The Forest Service hasn't had funds to pay loggers to thin the forest even with the wildland fire dangers looming from decades of drought, fire suppression and areas of bark beetle infestation. Logging mills did not have a need to purchase the small and medium diameter logs and home builders sought specialty beams.
Jerry Drury, the staff officer timber manager at the Kiabab Forest Service office reinforces the positive aspects for many entities.
"Southwest Forest Products quickly became the largest purchaser of small diameter timber in northern Arizona. This market has given the Forest Service the tool needed to treat thousands of acres annually at no or low cost to the taxpayer," Drury said. "We are very pleased that a small diameter timber industry is active again in northern Arizona. It will help us treat more acres, which will improve forest health, reduce the risk of high-intensity wildfire and provide protection to public and private resources."
Steve Van Der Toorn Sr., of Phoenix, is the owner of SFP and has marketed wood for pallets since 1984.
"Pallets are the second largest utilization of wood in North America, just behind new home building," Martin notes and adds, "Steve Van Der Toorn Sr. had the brain child for the mill in Ash Fork, which would allow the company to bid on forest areas to be thinned/restored and pay the Forest Service for the wood that we could turn into many products. The mill equipment is all brand new and purchased from Pendu Equipment of Pennsylvania.
"The square timbers, that are 4 to 6 inches by 6 X 8, are used for buyers that re-saw it into pieces for landscaping, furniture and pallets. Much of that timber is sold in Texas, California, Arizona, Phoenix and Mexico," Martin said. "There are car companies and steel manufacturers near the border that need heavier pallets than the 2 X 4 wood boards.
Tree boxes for Valley nurseries are the next large market. The mill makes a range of sizes, to fit the customers' needs. SFP has a line of private label top soil, potting soil and other bagged mulch products and the Scotts Company purchases the bark nuggets for their bags of mulch in large, small and medium bark pieces.

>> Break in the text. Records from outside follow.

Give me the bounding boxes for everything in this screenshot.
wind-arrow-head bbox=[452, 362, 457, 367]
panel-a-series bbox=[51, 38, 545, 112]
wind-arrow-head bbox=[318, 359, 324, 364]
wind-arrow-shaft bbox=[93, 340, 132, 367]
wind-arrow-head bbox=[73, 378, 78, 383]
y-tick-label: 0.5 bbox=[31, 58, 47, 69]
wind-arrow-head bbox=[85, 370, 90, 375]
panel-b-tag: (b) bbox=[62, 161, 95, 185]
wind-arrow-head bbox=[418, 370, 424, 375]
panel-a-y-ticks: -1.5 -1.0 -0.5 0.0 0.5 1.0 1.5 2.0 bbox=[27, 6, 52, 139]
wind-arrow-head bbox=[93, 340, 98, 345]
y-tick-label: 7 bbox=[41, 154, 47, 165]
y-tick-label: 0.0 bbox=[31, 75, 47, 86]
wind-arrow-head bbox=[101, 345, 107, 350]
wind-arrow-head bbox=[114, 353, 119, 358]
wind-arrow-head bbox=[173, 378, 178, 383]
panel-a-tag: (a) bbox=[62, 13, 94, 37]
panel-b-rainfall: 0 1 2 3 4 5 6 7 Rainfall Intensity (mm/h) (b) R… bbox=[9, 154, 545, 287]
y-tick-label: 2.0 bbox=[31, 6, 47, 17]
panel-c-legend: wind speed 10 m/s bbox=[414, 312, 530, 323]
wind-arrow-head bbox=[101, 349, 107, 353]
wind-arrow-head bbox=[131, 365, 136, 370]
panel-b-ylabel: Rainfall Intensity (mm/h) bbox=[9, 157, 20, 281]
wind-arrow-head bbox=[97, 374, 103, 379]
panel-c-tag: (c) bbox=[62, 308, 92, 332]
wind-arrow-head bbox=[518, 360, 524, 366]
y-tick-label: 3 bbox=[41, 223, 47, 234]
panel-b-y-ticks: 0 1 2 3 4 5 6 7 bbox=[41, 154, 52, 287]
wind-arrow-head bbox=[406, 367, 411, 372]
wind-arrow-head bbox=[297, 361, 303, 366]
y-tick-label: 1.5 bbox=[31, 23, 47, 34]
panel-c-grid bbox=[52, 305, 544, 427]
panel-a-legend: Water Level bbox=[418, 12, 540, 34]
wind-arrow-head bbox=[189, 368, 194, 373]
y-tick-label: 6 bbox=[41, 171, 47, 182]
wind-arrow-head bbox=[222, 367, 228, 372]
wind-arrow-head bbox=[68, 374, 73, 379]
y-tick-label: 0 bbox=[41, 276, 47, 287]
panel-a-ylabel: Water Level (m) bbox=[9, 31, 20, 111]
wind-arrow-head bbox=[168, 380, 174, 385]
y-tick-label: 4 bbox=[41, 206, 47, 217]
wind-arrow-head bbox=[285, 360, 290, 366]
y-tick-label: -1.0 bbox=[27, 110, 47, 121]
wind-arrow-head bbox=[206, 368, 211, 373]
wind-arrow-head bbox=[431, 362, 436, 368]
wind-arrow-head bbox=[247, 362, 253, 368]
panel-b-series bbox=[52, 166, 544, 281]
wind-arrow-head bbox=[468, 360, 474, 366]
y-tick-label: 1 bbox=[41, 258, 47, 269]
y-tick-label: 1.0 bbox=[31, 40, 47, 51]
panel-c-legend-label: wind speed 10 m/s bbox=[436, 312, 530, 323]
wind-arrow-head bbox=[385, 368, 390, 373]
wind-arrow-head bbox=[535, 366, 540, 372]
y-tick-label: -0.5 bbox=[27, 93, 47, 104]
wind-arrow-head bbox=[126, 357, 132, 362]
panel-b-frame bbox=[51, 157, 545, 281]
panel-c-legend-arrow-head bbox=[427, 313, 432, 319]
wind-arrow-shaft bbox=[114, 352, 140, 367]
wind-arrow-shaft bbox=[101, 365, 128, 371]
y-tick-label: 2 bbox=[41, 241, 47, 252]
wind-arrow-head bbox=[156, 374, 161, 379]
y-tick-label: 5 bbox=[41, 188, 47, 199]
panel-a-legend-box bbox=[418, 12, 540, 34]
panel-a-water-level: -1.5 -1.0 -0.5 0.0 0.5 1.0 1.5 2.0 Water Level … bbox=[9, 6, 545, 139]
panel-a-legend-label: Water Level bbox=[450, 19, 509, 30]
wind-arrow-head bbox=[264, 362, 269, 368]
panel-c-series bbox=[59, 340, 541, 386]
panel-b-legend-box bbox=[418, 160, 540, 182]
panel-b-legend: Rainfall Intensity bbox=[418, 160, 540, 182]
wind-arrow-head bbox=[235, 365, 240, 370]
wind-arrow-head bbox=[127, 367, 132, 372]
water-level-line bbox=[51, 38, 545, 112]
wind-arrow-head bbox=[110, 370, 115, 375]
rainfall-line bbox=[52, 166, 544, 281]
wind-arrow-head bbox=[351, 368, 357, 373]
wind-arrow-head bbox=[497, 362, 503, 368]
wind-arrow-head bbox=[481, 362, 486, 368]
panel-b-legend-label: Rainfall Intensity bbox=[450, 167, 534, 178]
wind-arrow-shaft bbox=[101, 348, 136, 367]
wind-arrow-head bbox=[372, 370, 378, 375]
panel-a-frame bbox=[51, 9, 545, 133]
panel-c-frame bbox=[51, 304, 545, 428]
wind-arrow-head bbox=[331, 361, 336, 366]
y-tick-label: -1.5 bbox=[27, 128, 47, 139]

The bark keeps moisture from escaping tree wells throughout the west in the hot summer months, while providing an aesthetically pleasing landscaping decoration.
Wood chips that are made into fuel pellets for home heating and industrial users are also a fast growing market.
"Industrial users need to use enough 'co-fire' materials to get their green credit," Martin explained.
The combination of coal and wood for a green credit requires them to utilize at least 20 percent of the energy from wood. This is such a fast growing commodity that SFP is in the planning stages of building a wood fuel pellet facility.
There is the huge bed of decomposing chips and sawdust that lies around the mill.
"The future of the smaller chips and sawdust is to be palletized, sold bulk, chipped and shaved for horse stall bedding, or another use we haven't heard of yet." Martin said.
Martin is enthusiastic when he talks about the vision his company has for creating a marketing plan for the multiple uses for wood products. He walks through the carpet of fragrant wood chips, with his black dog, Precious, that his wife Jannie named, trotting behind. His enjoyment of forest products is evident. Although he will be traveling to Canada with his wife and one-year-old baby next week, and visiting the rich Canadian forest he was born in, he looks about the neatly organized wood cutting operation that sits on 120 acres in Ash Fork.
"People will continually come up with new wood product ideas, market them and much of this wood we will be harvesting will sell in new forms," Martin said.